Another way of thinking about using what you find in meditation in the moment may be to focus on the gaps. This is kind of hard to explain in words, especially if you haven't really noticed it in your practice yet, but one thing many people notice in their mindfulness meditation is that there are actually spaces between thoughts, feelings, and impulses to act. In our normal lives we usually just let them run together so that they not only feel continuous, but they feel causal - you said that which caused me to feel this which caused me to say that. But in truth, there can be a gap between all of these parts. Can you find it in the moment? Focusing on that gap can greatly lessen the intensity with which you feel the anger, or can lessen the intensity with which you feel you must react to the feeling or the other person.

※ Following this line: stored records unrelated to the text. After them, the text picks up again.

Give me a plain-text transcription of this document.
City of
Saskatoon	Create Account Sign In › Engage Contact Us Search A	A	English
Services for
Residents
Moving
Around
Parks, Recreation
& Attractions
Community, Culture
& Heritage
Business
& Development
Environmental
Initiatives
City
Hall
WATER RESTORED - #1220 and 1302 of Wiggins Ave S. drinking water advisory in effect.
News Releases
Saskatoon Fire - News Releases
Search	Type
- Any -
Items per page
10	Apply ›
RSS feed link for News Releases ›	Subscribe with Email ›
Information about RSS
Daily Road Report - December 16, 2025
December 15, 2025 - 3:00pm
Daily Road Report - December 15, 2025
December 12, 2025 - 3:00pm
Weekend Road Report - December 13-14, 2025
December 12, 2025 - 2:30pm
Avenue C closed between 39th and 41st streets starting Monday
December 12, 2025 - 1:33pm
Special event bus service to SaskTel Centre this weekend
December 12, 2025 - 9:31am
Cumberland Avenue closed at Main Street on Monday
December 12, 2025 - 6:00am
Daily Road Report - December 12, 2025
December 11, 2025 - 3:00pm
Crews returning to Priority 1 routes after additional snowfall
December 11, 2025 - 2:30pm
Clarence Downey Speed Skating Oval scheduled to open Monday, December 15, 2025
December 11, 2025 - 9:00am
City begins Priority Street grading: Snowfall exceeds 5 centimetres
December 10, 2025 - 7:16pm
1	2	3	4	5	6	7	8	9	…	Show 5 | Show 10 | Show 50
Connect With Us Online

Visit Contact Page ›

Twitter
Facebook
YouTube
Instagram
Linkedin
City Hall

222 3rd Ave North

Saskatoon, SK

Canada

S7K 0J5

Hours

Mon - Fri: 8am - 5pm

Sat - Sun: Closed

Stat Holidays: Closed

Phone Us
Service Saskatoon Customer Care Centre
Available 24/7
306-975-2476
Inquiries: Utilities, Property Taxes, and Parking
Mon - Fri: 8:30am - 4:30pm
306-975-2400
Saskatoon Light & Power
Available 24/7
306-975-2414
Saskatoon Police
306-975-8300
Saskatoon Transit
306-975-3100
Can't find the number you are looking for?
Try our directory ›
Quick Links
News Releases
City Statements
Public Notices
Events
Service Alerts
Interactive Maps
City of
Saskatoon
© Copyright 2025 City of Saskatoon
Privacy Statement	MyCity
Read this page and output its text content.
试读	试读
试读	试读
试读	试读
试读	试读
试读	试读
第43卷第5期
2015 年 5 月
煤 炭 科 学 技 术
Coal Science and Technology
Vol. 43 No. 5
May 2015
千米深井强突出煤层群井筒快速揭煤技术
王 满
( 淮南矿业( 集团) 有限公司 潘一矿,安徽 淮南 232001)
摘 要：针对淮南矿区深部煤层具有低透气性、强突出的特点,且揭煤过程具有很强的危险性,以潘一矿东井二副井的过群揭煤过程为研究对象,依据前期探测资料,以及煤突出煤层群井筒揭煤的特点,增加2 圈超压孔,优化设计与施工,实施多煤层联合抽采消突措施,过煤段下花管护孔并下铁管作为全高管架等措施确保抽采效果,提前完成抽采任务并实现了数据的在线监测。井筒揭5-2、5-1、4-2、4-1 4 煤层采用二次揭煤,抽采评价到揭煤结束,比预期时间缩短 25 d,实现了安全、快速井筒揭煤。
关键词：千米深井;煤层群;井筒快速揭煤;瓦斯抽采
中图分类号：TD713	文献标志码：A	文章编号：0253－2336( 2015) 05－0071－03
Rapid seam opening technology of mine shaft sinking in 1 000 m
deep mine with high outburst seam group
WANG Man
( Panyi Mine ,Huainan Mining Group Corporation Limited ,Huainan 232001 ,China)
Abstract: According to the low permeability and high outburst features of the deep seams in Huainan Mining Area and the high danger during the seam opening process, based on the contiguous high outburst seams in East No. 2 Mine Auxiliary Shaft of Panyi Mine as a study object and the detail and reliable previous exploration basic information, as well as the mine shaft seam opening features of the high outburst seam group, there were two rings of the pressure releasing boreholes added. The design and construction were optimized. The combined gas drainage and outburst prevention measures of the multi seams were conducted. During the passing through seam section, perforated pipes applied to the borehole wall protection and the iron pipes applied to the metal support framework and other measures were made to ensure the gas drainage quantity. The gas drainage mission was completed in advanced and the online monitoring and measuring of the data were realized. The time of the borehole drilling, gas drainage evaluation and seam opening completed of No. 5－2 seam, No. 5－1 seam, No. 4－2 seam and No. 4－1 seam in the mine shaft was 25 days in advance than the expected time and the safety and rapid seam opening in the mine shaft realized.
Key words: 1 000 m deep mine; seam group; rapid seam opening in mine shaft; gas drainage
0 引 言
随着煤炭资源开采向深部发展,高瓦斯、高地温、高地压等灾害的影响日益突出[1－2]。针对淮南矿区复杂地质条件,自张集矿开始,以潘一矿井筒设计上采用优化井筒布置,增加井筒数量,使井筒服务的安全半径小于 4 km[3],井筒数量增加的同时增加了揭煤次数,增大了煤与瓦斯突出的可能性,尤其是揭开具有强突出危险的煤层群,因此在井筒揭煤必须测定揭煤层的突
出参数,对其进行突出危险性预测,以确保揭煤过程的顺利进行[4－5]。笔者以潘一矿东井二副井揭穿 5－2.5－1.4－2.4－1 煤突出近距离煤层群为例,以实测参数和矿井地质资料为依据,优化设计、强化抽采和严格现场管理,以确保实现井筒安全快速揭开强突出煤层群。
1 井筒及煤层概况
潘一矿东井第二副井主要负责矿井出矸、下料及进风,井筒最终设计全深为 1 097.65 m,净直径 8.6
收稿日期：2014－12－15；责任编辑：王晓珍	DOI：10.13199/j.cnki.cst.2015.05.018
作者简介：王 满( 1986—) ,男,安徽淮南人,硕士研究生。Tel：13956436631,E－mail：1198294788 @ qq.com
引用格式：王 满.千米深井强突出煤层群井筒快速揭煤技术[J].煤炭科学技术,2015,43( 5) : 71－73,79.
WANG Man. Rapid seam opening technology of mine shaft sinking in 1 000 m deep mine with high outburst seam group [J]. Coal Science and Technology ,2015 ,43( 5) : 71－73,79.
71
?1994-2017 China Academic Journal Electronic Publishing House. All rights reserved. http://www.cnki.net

These are not the only approaches one could take (e.g., you could try to find compassion for the person annoying you, but I think that's really not realistic for someone struggling with anger issues). You also might want to stop trying to achieve peacefulness in your meditations, and instead begin to do mindfulness of feelings, seeing where anger comes from and where it goes. If you're only using meditation to try to achieve a special state (i.e., peace of mind), then you're not getting everything out of it that you could.  In a sense, meditation doesn't really get "rid" of anything we feel, but it can help us to not be so caught by the feelings that we feel trapped into a habitual pattern.

There's a Lojong slogan that is sometimes translated as "Don't be so trustworthy."  I like this because it encapsulates very simply how we are such creatures of habit.  Something triggers our anger, and we already know how we're going to feel, how we're going to react, and what will come of that - it has a feeling of destiny like a rushing freight train.  This is especially true in our relationships, where we've often spent many years practicing the patterns.  That may be where the real fight is with your anger issues -- there is a habitual trigger and a habitual response.  These conditioned states are the hardest to break, and yet they're so central to our peace (or lack of it).  So the slogan is meant to help us realize that there is a gap between trigger and response, and we don't have to be so trustworthy - don't do what you and everyone else expects you to do.  Do something different.  Maybe it will turn out badly, but maybe it will just be surprising enough to derail the rushing train of habitual events, or at least push it onto a new track to see where that goes.

Ultimately, this isn't the path just for anger issues, but for all of our habitual emotional reactions that keep us stuck in bad patterns (the kleshas).